With the UK still in lockdown, total UK footfall decreased by 68.7% in March (Yo2Y), with only a 4.9 percentage point improvement from February. This is above the 3-month average decline of 72.3%. Northern Ireland again saw the shallowest footfall decline of all regions at -56.4%, followed by Scotland at -66.3% and England at 68.7. Wales saw the deepest decline at -71.2% (all figures are Yo2Y).
Helen Dickinson OBE, Chief-Executive of British Retail Consortium, said: “Footfall crept up on high streets and shopping centres as warmer weather coincided with the end of the Government’s ‘stay at home’ requirements.
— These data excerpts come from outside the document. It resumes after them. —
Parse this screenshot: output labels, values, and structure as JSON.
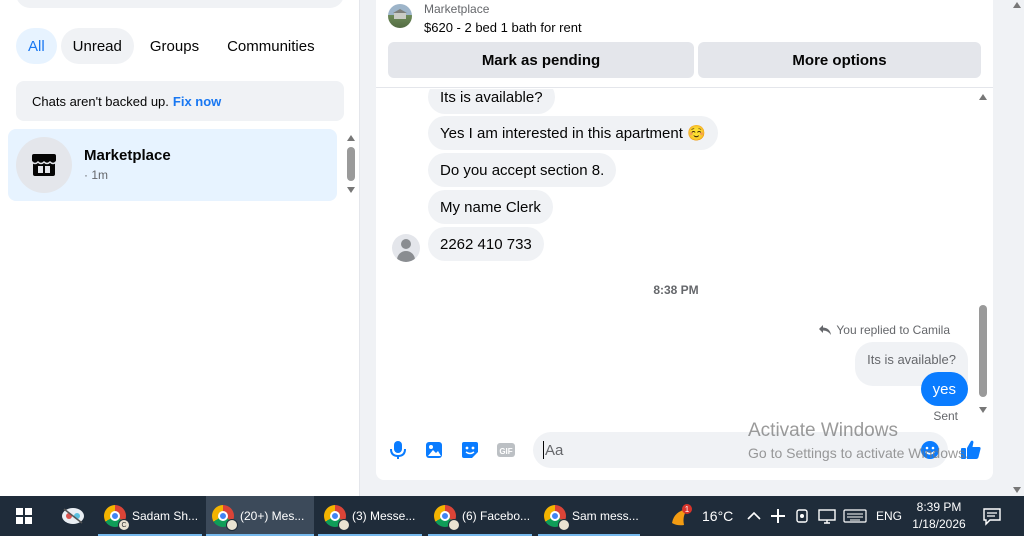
{
  "left": {
    "filters": [
      "All",
      "Unread",
      "Groups",
      "Communities"
    ],
    "notice": {
      "text": "Chats aren't backed up.",
      "link": "Fix now"
    },
    "chats": [
      {
        "name": "Marketplace",
        "time": "· 1m"
      }
    ]
  },
  "conversation": {
    "listing": {
      "category": "Marketplace",
      "title": "$620 - 2 bed 1 bath for rent"
    },
    "buttons": {
      "pending": "Mark as pending",
      "more": "More options"
    },
    "incoming": [
      "Its is available?",
      "Yes I am interested in this apartment ☺️",
      "Do you accept section 8.",
      "My name Clerk",
      "2262 410 733"
    ],
    "timestamp": "8:38 PM",
    "replied_to": "You replied to Camila",
    "quoted": "Its is available?",
    "outgoing": "yes",
    "status": "Sent",
    "composer_placeholder": "Aa"
  },
  "watermark": {
    "line1": "Activate Windows",
    "line2": "Go to Settings to activate Windows."
  },
  "taskbar": {
    "apps": [
      {
        "label": "Sadam Sh...",
        "badge": "C"
      },
      {
        "label": "(20+) Mes...",
        "badge": ""
      },
      {
        "label": "(3) Messe...",
        "badge": ""
      },
      {
        "label": "(6) Facebo...",
        "badge": ""
      },
      {
        "label": "Sam mess...",
        "badge": ""
      }
    ],
    "weather": {
      "temp": "16°C",
      "alerts": "1"
    },
    "lang": "ENG",
    "time": "8:39 PM",
    "date": "1/18/2026"
  },
  "colors": {
    "accent": "#1877f2",
    "outgoing_bubble": "#0a7cff",
    "taskbar": "#1f2c3a"
  }
}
The earlier Easter date also gave consumers a reason to do a little extra food shopping. Consumers appear to be more confident about visiting shops, showing that the safety measures put in place are clearly helping to make shoppers feel more comfortable visiting and returning to stores. Non-food retail stores will have lost GBP 30 billion in foregone sales over the three lockdowns. It is essential they are able to trade effectively from April 12, and remain open. Savings have been building up over lockdown, and the economic recovery relies on retailers being able to unlock the pent-up demand in the economy. Government should do all it can to support consumer confidence both ahead of, and during opening.”
According to Andy Sumpter, Retail Consultant EMEA for Sensormatic Solutions, “As the nation looks ahead to the roadmap for unlocking, and with non-essential retail given the green light for reopening on 12 April, we may have started to see the green shoots of retail’s recovery beginning. While non-essential stores remained closed, we saw an incremental improvement in March footfall against February’s shopper counts, fuelled by growing consumer confidence, the promise of greater freedom to come and the relaxation of the Stay At Home guidance.”
“But, the real test comes as retail reopens later this month – and whether indeed that reopening is, as hoped, irreversible. After a year of yoyoing in and out of lockdown, retailers will be hoping for stability and, once again, will be counting on the continued support of shoppers if any sort of bounce back is to be sustained. Having invested heavily to ensure their stores remain as safe as possible for shoppers to return, the onus is now on the consumer.”